Pude ver nos olhos de um rapaz endinheirado que bebia com amigos nobres num condomínio à beira-mar. Era sábado à noite. Estavam felizes. Seriam mais felizes depois dos goles. Riam. Mas pude ver o medo no olhar que não olhava pra fora. A olhos falhos pareceriam todos arrogantes, pedantes de nariz-empinado. Mas não. A arrogância que a forma indicava escondia a estrutura de um hospedeiro do medo. Como um vírus da gripe que se aloja num corpo e num espírito frágeis, o medo escolhe os que têm como casa. Depois de ter, como manter? - perguntou em silêncio um medroso. Conquistas terrenas (coisas), emocionais (afetos) e intelectuais (ideiais) - caso algum desavisado pense só nas coisas que pode tocar. 

Pelo medo de perder a saúde: anestesia. Pelo medo de perder o emprego: subserviência. Pelo medo de perder o amor: relações pela metade. Pelo medo de não ter tudo: preferir quase nada. Pelo medo da desobediência: a vitória do "tu deves". Pelo medo do olhar alheio: solidão. Pelo medo de falhar: vícios, viagra e virtudes vãs. Pelo medo de morrer: consumir eternamente. Pelo medo da desordem: a obediência do poder terceirizado. Pelo medo de perder referenciais: castração da autonomia. Pelo medo do novo: o mofo azedo do velho.
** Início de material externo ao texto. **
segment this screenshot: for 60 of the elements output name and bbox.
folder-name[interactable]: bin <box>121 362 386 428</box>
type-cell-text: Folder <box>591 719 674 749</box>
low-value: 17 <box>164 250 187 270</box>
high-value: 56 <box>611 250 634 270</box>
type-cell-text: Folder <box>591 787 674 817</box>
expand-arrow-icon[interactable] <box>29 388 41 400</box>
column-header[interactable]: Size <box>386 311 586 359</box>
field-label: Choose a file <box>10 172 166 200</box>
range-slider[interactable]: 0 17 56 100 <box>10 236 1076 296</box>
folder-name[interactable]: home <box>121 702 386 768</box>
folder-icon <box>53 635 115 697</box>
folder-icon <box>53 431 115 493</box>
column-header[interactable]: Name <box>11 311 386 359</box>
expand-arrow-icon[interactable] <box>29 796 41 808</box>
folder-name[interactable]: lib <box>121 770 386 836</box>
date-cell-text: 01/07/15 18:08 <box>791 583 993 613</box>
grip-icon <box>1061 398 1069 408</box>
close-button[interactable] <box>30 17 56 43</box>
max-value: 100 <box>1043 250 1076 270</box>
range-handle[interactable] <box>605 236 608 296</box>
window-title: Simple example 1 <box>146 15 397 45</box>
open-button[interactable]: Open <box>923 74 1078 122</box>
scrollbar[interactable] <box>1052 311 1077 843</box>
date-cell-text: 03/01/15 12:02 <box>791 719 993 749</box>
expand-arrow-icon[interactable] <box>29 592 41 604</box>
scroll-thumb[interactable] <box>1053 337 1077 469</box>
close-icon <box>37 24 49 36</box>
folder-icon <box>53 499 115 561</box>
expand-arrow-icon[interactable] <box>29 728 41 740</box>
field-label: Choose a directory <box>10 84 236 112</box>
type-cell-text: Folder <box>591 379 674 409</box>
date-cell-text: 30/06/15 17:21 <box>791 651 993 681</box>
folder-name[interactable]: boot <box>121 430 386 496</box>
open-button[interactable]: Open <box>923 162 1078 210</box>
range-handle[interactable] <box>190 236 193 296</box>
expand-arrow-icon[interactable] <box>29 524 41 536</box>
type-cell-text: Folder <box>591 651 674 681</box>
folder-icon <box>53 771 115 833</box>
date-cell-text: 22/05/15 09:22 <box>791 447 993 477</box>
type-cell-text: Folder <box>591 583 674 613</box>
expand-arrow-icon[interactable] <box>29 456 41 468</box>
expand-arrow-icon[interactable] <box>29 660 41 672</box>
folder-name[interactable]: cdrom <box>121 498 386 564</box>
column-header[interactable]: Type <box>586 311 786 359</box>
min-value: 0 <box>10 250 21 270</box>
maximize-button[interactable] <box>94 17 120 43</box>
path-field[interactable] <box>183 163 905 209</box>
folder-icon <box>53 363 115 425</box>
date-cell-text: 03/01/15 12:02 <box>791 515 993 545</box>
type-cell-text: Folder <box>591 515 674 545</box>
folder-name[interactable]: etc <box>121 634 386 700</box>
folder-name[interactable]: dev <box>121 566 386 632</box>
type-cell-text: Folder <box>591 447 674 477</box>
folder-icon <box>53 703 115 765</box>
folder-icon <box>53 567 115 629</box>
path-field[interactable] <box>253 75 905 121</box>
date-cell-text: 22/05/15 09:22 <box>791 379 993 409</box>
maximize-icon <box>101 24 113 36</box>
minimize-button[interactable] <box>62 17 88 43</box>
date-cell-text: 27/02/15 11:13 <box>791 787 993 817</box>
Uma prece farmacológica a todos esses medos que querem nos tirar a propriedade do corpo e da alma. 

A morte dos mestres,  a morte de quem faça do destino obrigação e a morte de quem não sabe saber que não sabe o destino dos outros. Depois a dor efêmera do desamparo, o deserto, a mão que, mesmo aguardada, não se estende. Logo uma bússola desvairada, um gole de água que mantém sinais vitais, um joelho no chão e grãos de areia na boca seca. O reequilíbrio, o prumo, a sombra ao longe. O sangue forte, a obstinação, a transformação. Onde há dor não há consciência. Onde há vazio não há consciência. Onde havia repetição, há agora criação. A sensação de estar nascendo é a sensação de quem não tem nada. E é essa força que pode contra todos os medos.